Feb 082010
 

Recently, at my place of work, I’ve been reviewing lots of drawings and mechanical designs.  Along the way, I’ve questioned a lot of things.  In particular, we have specified split ring lock washers in some places.  In other places in the assembly we don’t have lock washers, but have specified thread locker, typically Loctite.   In other cases we’ve got neither lock washers nor a thread-locker.

Now putting a thread-locker on a screw makes sense (if you don’t want it to come undone by mistake), except in places where you might worry that the stuff might not cure soon enough and might contaminate things.

So what about the split ring lock washer?  I decided to try to find out whether they actually lock anything, and whether they would still work reliably if used with a flat washer.  The answer should be easy, right?  After all, they’re called lock washers.

It turns out that the answer isn’t quite so easy, although some people think it is.   There are numerous articles and fora (that’s just two) on the subject.  There are at least a few simple articles that indicate that split ring lock washers help keep screws, nut or bolts from coming undone.  It seems people are confused, perhaps as confused as I am.

There’s a NASA Fastener Design Manual that asserts:

The lockwasher serves as a spring while the bolt is being tightened.  However, the washer is normally flat by the time the bolt is fully torqued. At this time it is equivalent to a solid flat washer, and its locking ability is nonexistent.  In summary, a lockwasher of this type is useless for locking.

Well, that’s pretty damning, and widely quoted on the internet.  It seems odd to me, though.  How does compressing a spring down 100% suddenly cause it to stop being a spring?  That doesn’t seem quite right.  Unfortunately, the author doesn’t indicate which of the 22 references in the bibliography give him the confidence to write this brazen statement.
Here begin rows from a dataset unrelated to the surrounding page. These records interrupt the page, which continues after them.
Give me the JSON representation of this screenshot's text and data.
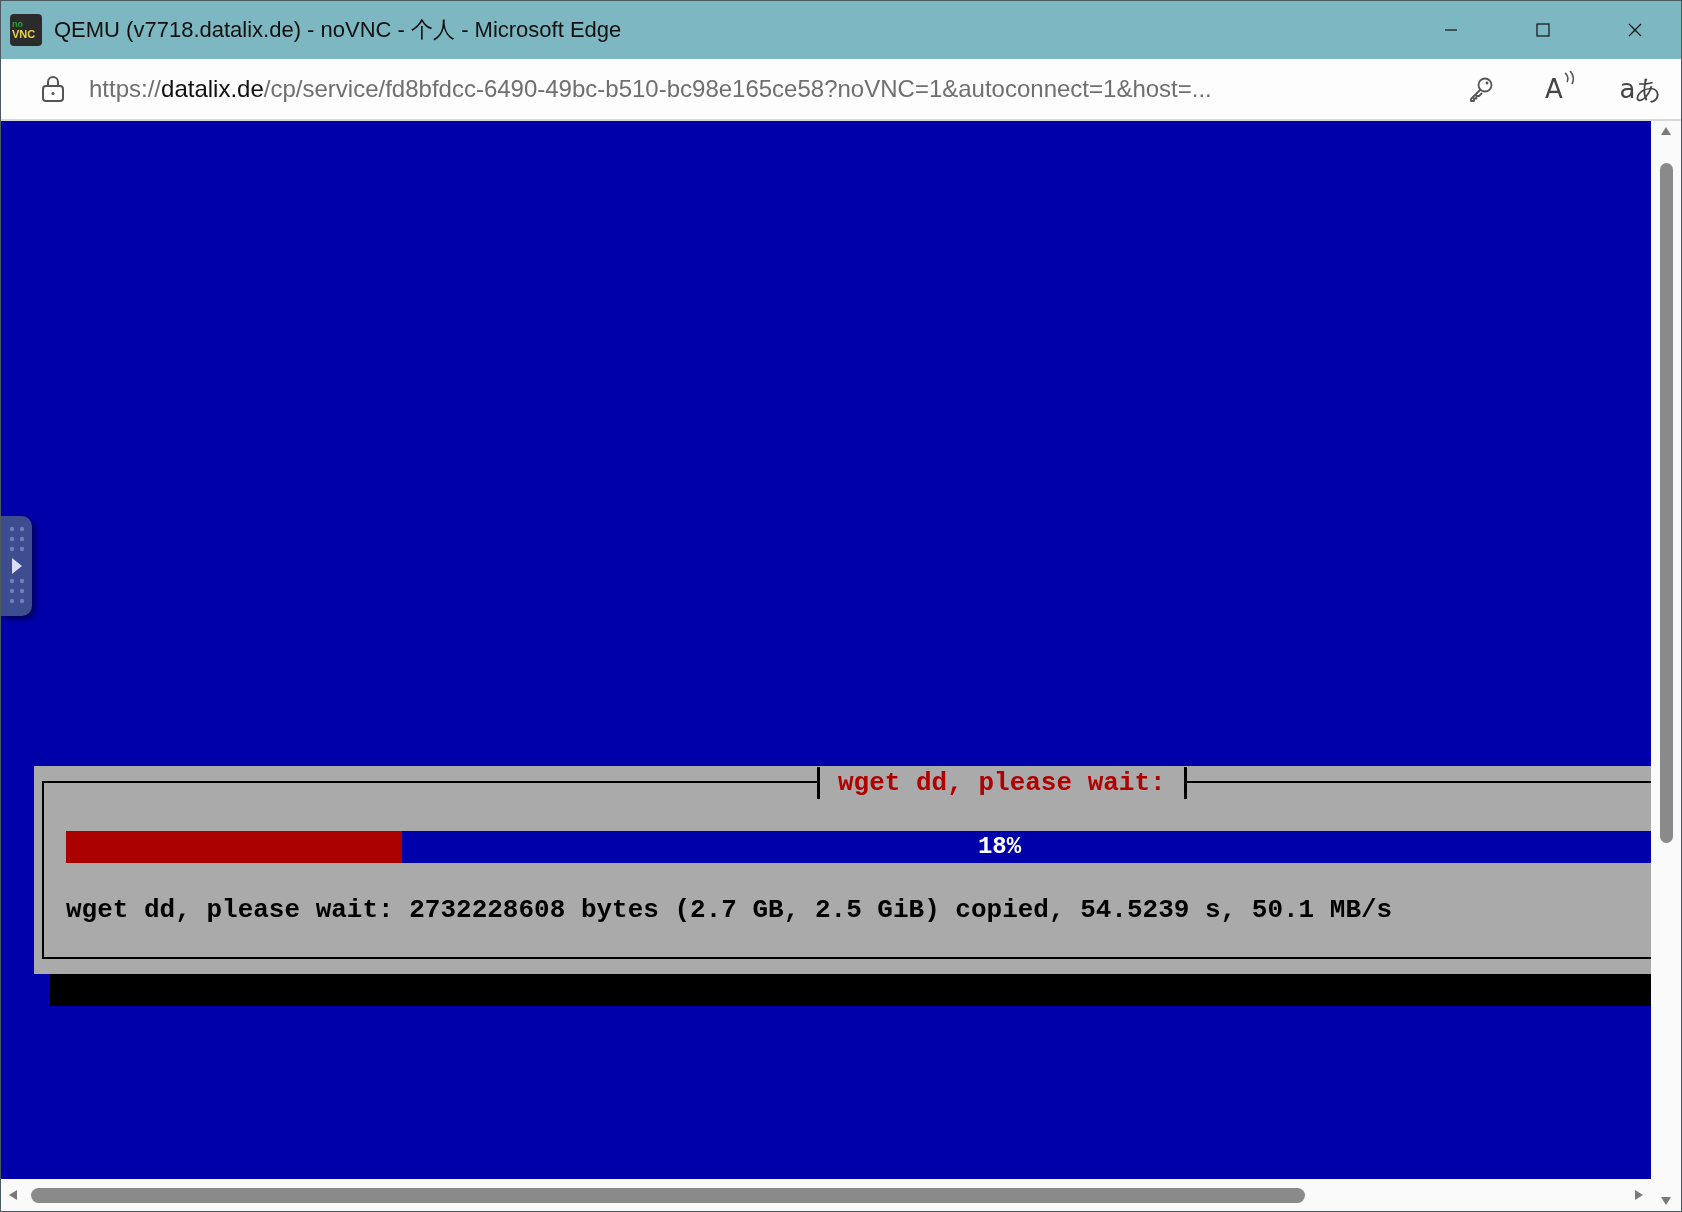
{
  "window": {
    "title": "QEMU (v7718.datalix.de) - noVNC - 个人 - Microsoft Edge",
    "logo_text": [
      "no",
      "VNC"
    ]
  },
  "address_bar": {
    "url_scheme": "https://",
    "url_domain": "datalix.de",
    "url_rest": "/cp/service/fd8bfdcc-6490-49bc-b510-bc98e165ce58?noVNC=1&autoconnect=1&host=...",
    "read_aloud_glyph": "A",
    "translate_glyph": "aあ"
  },
  "console": {
    "dialog_title": "wget dd, please wait:",
    "progress": {
      "level": 0.18,
      "label": "18%"
    },
    "status": "wget dd, please wait: 2732228608 bytes (2.7 GB, 2.5 GiB) copied, 54.5239 s, 50.1 MB/s"
  },
  "novnc_sidebar": {
    "expanded": false
  }
}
So one author thinks it’s the spring component that’s supposed to do the trick, other people are convinced that you need the diagonal cut in the lock washer and hardened spring steel so that the washer bites into the opposing surfaces.  If that’s the case then maybe our NASA guy has it right:  once it’s completely compressed, there’s no way it could bite until things loosen off a bit.   And then it’s loose and you didn’t want that.  Bolt Science has some nifty videos showing how poorly a split-ring lock washer performs under transverse vibration.  The nut under test just unscrews.  Apparently sometimes even more quickly than just a nut, with no washer at all!

Ok.  So what’s going on?  Some people swear by them and some swear at them.  In many cases people seem to simply be expressing opinion, often quite vehemently, with only a bit of evidence.  Now, they’ve been used for years, and there’s enough experience apparently out there that they make a difference.

Perhaps one of the most convincing arguments for them is in the Handbook of Bolts and Bolted Joints (page 242).  Here they’re also referred to as helical spring lock washers. This argument is well thought-out, even referencing tests.  The author indicates that the washer shouldn’t really help much more than a flat washer because not only is it flat when compressed, but the spring force it supplies is significantly less than that supplied by the bolt itself.  A properly designed joint involves putting enough tension on the bolt or screw that it deforms under the load.  It stretches.  In doing so, it is supposed to keep the joint tight under a variety of conditions.  Even a flat washer can help in such a joint because it increases the effective length of the bolt, thereby giving a little more stretch.  In the case of the helical spring lock washer, apparently there is something much more devious afoot.  The washer, in cross section isn’t rectangular, it’s trapezoidal.  This apparently causes the washer to deform in a way that’s beyond the simple flat compression.  The trapezoid rolls somewhat and the ring opens.  The force required to do this, and the amount of movement involved is apparently significant.   The example given is that of a 7/16″ diameter fastener.  The spring component of the lock washer adds about .72″ to the effective length of the bolt, not including the thickness of the washer itself!  This length makes the joint a little more springy, which may seem like a bad thing, but 100% rigid joints are also risky, simply due to stress concentration.

This sentiment is also mentioned in An introduction to the design and behavior of bolted joints.  These books are long, so I’m rather thankful that Google has digitized them – they would be impossible to search in reasonable time otherwise!  On page 561, we get some more details on the research and testing of helical spring lock washers, referencing the same research as the previous book.   However by the top of the next page, there’s a table that gives a different picture.  The relative effectiveness of such a lock washer is about 5 times more than that of a plain nut, with or without a tooth-type lock washer.  But that’s not all that bad, especially if you consider that a Castellated nut with a lock wire (not to be confused with a cotter key or a spring pin)  is only 8 times better, at least under vibration.  Apparently, however this relative effectiveness is provided by a manufacturer of such locking schemes.  The author wisely indicates that you should do your own testing.

And testing is probably where it’s at.  This applies all over the place, whether I’m sourcing sealants or plastic tubing, the manufacturers’ spec sheets all end with a statement that indicates that you should do your own testing to make sure the product is suitable for your purpose.